Aber jetzt mal noch vielen Dank für die tollen Anregungen @ hpvw

Stay tuned 

Gruß Tom


----------



## melmager (30. Dezember 2004)

Christian Fein hat gesagt.:
			
		

> Eclipse
> Einrichten einer sinnvollen Eclipse Entwicklungsumgebung. Hier WTP, Visual Editor, Hyades
> 
> Aber ich werde über diese Sache noch ein Video tutorial machen, habe ich melmager versprochen
> ...



Da freue ich mich doch drauf 

oder noch ne Idee für Einsteiger
Eine Übersicht zu Java allgemein und seine Ableger - was brauche ich wofür

J2EE / J2SE / Cobra / Swing / JME / JavaCard /  
Servlets /  Beans /  JDOM  / Java als Plug in / JDO usw ..

Da gabs ja mal von Sun selbst ein Übersichtsblatt auf A3 was ungefähr so ausagekräftig für mich war wie ein Schnittmusterbogen 

wobei sowas ist eingendlich eher was für ein TextTutorial   aber bevor Langeweile ausbricht *g*

Ich könne auch schon was Beisteuern als Java Text Tutorial - falls Interesse besteht (ich hatte nicht den Eindruck)
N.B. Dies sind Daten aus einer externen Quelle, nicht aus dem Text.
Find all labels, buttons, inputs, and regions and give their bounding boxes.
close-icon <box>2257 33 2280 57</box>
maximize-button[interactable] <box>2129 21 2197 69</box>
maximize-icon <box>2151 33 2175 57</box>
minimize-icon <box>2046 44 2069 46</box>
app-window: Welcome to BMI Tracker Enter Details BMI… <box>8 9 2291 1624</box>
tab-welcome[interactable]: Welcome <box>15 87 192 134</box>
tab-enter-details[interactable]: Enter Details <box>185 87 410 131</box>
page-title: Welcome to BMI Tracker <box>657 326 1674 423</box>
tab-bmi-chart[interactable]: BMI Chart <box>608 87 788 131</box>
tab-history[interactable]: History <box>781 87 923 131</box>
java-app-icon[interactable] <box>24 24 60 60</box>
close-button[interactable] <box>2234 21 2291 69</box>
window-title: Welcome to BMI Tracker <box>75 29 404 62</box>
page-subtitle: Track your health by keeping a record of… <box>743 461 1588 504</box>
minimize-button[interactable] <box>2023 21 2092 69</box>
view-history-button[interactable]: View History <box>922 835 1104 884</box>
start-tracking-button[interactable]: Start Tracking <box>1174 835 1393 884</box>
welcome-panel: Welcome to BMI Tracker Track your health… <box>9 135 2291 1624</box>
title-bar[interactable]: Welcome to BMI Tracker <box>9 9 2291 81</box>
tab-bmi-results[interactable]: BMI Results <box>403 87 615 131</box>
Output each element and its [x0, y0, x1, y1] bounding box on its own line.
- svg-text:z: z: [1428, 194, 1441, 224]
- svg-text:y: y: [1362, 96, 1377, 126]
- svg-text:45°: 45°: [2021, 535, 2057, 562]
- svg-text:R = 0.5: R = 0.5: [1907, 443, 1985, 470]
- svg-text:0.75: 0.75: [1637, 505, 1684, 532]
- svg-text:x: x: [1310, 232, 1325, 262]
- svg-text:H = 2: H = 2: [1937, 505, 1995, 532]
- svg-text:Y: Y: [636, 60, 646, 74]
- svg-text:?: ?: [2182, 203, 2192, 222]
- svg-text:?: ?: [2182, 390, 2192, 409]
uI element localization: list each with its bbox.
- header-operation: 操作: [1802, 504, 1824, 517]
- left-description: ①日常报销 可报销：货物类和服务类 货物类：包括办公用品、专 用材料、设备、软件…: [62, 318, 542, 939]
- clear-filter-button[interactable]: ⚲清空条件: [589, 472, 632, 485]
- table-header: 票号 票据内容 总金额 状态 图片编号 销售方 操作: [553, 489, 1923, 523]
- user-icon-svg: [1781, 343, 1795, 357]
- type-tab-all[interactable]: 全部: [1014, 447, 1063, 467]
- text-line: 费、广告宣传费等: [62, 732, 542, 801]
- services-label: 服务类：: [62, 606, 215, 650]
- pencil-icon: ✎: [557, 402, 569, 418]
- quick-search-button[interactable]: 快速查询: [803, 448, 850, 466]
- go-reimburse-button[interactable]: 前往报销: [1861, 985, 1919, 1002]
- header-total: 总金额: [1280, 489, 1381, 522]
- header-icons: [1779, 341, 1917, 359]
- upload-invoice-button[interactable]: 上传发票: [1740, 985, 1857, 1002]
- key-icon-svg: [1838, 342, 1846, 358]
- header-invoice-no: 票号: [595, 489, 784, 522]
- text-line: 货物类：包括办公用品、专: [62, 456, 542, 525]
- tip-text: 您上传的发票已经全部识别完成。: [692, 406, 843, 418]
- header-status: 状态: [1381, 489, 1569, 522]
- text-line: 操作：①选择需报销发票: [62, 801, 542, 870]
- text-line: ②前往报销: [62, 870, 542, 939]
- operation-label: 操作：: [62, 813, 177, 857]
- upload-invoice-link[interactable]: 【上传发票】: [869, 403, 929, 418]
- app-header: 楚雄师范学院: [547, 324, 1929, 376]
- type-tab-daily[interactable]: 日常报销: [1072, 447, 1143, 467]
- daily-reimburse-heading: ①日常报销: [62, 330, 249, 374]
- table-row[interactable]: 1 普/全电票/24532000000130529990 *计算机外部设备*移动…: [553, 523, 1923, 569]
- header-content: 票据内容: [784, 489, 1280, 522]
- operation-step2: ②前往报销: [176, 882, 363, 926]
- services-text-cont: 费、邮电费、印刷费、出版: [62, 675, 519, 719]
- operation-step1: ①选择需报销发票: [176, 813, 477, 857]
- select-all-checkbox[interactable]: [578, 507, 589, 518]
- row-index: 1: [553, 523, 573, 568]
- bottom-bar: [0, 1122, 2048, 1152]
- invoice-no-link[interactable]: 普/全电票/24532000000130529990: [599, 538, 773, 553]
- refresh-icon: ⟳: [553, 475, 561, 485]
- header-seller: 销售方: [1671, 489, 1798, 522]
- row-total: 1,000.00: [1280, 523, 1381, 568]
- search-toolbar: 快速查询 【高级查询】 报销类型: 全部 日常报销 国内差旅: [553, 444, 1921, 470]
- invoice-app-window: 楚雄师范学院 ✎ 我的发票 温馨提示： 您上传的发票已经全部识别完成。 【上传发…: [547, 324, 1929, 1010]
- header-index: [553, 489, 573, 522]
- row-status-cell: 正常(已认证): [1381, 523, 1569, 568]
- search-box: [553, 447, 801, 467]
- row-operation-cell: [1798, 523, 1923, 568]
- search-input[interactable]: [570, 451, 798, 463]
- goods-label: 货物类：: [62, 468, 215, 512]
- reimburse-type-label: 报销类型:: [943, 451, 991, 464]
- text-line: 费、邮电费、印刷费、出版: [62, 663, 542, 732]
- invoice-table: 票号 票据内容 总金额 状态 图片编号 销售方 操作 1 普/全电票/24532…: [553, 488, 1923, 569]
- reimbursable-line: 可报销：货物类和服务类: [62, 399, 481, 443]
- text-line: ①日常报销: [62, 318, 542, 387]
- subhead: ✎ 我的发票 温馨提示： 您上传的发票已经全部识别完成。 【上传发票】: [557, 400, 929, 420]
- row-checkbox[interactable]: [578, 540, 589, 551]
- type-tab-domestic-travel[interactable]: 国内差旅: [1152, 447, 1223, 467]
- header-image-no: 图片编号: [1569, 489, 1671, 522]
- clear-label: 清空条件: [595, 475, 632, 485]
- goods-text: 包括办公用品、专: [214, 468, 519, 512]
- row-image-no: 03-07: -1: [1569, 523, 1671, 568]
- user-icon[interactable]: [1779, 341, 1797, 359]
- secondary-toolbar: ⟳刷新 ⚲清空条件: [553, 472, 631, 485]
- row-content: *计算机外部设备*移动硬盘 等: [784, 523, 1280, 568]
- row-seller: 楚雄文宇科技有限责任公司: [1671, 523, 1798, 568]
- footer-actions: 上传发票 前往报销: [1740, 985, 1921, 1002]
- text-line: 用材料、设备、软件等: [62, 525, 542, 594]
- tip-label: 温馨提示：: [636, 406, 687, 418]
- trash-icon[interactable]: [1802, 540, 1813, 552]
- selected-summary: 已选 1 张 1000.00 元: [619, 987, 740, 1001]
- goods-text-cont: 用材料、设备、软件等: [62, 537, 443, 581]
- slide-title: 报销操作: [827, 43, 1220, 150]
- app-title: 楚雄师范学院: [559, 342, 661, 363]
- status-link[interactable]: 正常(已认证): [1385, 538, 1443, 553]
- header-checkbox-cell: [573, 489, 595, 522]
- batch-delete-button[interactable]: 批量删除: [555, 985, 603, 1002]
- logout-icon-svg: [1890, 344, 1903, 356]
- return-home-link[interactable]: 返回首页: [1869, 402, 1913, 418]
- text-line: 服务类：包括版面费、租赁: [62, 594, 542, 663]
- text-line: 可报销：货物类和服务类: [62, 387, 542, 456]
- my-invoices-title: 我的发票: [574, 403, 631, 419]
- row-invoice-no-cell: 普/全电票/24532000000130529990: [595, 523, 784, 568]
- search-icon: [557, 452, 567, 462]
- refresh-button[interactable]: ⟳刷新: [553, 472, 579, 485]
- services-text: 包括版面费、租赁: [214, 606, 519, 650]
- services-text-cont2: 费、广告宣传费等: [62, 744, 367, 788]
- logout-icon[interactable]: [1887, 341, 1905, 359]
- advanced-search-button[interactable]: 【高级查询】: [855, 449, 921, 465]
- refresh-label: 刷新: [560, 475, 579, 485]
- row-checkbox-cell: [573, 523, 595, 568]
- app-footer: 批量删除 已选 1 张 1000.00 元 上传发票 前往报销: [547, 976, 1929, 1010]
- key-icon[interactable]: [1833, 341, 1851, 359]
nach dem Motto Aufzucht und Pflege von JNI - allerdings auf Linux bezogen


----------



## tikemyson (30. Dezember 2004)

Also mich persönlich würde GUI Design interessieren. Da brauchste auch nicht nur zu labern, sondern kannst gleich direkt auch werkeln!


----------



## Christian Fein (31. Dezember 2004)

melmager hat gesagt.:
			
		

> Da freue ich mich doch drauf
> J2EE / J2SE / Cobra / Swing / JME / JavaCard /
> Servlets /  Beans /  JDOM  / Java als Plug in / JDO usw ..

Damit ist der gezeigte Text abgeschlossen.